Well, here’s where it gets interesting. Among other things, the plaintiffs are seeking to have the Court (or the jury; the plaintiffs have requested a trial by jury) declare that the lockout, the draft with an entering player pool and the Salary Cap, Franchise Player designation, Transition Player designation and other things are antitrust violations. More interesting, they are asking that those players under contract (including big name plaintiffs like Brady, Manning and Brees) be paid what their damages are under their respective contracts or have their contracts voided, at the plaintiffs’ option.
That means, if this goes the distance and the players win, Tom Brady and/or Peyton Manning and/or Drew Brees (or any other player with a contract) could, in essence, declare themselves free agents.
That’s a little scary/interesting, no?
In addition, the plaintiffs seek triple damages, which is allowable under the Sherman Antitrust Act, and attorneys’ fees. They also want a declaration that the NFL can’t use the “decertification as sham” defense, which the NFL has already agreed not to use some years ago.

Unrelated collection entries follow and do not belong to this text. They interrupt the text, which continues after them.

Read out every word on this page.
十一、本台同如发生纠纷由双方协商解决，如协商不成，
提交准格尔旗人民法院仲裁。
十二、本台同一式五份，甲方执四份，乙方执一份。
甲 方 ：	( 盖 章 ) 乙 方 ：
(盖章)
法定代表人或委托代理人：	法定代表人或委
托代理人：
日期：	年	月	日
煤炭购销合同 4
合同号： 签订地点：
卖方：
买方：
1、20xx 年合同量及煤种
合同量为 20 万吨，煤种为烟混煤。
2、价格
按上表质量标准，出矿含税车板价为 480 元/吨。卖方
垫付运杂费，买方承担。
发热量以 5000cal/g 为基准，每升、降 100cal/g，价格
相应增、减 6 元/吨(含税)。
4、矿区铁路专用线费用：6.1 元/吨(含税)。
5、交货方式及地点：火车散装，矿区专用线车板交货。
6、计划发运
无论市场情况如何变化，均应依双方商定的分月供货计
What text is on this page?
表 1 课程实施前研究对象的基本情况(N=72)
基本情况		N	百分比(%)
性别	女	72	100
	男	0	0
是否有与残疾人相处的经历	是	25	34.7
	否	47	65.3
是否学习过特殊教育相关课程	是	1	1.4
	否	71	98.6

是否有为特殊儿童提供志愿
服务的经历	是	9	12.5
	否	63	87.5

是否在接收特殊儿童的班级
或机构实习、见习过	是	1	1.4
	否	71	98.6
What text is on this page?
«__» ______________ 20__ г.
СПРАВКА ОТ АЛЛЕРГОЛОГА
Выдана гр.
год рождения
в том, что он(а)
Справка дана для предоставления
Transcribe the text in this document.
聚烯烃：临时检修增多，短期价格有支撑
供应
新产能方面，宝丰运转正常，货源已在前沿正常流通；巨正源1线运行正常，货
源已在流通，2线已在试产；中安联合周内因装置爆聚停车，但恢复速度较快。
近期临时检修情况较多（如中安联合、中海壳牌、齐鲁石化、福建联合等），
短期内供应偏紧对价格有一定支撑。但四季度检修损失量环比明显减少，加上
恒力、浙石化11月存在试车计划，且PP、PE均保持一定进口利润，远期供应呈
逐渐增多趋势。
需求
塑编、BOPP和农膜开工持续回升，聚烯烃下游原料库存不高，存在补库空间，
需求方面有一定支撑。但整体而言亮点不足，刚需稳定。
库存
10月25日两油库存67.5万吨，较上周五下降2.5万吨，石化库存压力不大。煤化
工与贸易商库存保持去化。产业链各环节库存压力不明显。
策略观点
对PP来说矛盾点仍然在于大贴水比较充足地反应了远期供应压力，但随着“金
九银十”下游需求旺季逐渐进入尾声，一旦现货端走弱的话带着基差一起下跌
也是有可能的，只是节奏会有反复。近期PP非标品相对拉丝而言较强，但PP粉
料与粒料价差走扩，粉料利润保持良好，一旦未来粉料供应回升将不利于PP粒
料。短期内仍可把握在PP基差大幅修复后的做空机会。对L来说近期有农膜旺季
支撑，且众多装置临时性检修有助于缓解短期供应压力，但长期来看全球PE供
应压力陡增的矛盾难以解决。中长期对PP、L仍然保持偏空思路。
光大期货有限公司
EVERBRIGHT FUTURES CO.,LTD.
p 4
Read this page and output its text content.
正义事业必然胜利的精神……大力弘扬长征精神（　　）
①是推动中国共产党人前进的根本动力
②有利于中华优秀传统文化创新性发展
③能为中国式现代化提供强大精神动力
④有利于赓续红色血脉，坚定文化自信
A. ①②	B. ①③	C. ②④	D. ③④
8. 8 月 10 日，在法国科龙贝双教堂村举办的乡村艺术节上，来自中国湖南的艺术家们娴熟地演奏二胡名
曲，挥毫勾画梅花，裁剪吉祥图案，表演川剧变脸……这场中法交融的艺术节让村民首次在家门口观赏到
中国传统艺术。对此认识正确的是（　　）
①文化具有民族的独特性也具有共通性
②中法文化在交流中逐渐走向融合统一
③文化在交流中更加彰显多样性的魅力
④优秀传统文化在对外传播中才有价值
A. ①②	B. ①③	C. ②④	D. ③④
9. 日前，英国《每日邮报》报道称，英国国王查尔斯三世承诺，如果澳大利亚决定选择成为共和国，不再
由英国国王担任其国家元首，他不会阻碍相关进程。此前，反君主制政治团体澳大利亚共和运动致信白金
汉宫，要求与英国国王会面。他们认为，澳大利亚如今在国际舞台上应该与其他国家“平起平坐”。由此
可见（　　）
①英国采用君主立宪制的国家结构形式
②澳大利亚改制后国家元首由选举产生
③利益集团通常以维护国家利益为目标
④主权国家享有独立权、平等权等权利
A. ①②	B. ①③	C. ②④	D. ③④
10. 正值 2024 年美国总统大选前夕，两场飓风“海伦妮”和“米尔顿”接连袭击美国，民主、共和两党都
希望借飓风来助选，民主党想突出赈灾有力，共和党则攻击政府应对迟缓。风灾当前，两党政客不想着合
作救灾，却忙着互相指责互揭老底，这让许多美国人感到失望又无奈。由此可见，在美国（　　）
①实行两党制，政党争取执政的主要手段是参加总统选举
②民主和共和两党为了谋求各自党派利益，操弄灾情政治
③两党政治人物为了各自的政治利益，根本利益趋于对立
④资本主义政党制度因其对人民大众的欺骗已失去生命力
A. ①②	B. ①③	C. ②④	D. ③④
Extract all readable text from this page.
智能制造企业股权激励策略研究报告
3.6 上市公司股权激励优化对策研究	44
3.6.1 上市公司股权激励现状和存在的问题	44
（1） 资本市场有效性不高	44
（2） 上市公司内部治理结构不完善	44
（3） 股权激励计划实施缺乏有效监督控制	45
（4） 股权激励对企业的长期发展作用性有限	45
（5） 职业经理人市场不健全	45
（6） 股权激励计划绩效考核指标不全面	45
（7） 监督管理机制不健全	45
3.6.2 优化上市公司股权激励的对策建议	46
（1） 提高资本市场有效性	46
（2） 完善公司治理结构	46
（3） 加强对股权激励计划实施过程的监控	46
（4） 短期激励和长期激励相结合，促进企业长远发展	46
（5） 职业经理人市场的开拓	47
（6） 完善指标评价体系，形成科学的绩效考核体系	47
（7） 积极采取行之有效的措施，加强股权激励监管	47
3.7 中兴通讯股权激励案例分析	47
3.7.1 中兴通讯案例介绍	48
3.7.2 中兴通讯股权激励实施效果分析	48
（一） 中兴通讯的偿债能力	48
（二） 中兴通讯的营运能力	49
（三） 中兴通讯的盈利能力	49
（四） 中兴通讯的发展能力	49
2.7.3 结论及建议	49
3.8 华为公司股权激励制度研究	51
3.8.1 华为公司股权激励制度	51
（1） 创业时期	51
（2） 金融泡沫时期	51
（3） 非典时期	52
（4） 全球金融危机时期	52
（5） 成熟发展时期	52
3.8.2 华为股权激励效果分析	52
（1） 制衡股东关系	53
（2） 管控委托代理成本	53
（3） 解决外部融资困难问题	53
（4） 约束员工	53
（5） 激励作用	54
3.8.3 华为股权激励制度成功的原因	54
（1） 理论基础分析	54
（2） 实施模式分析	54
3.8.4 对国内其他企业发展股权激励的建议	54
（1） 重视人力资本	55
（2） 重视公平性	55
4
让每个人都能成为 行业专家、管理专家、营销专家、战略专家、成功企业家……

WILL THIS GO THE DISTANCE?
No, it says here. This is a game of chicken, to some degree. But, towards the end of last week, there was some movement, just not enough. The owners have to know, based on Judge Doty’s prior rulings and the anti-owner language in that TV case from a few weeks ago (where Doty ruled that the NFL teams could not take and split that TV $4 billion; rather, Judge Doty will hold a hearing to determine how, if at all, it should be split between players and owners), that they have problems in this case; indeed, it appears as if Judge Doty will grant the players a preliminary injunction in this case to stop the lockout. Interestingly, to this writer, the players did not move for a Temporary Restraining Order, that is, a request for an immediate stop to the lockout. It’s just a guess, but it says here that no TRO was requested under the hope that something can still be worked out settling this whole matter in the next few weeks. In the interim, Judge Doty will schedule and hold a hearing for a preliminary injunction which, it says here, will be granted, stopping the lockout and forcing a settlement.
Then everybody can get back to playing football and counting their money.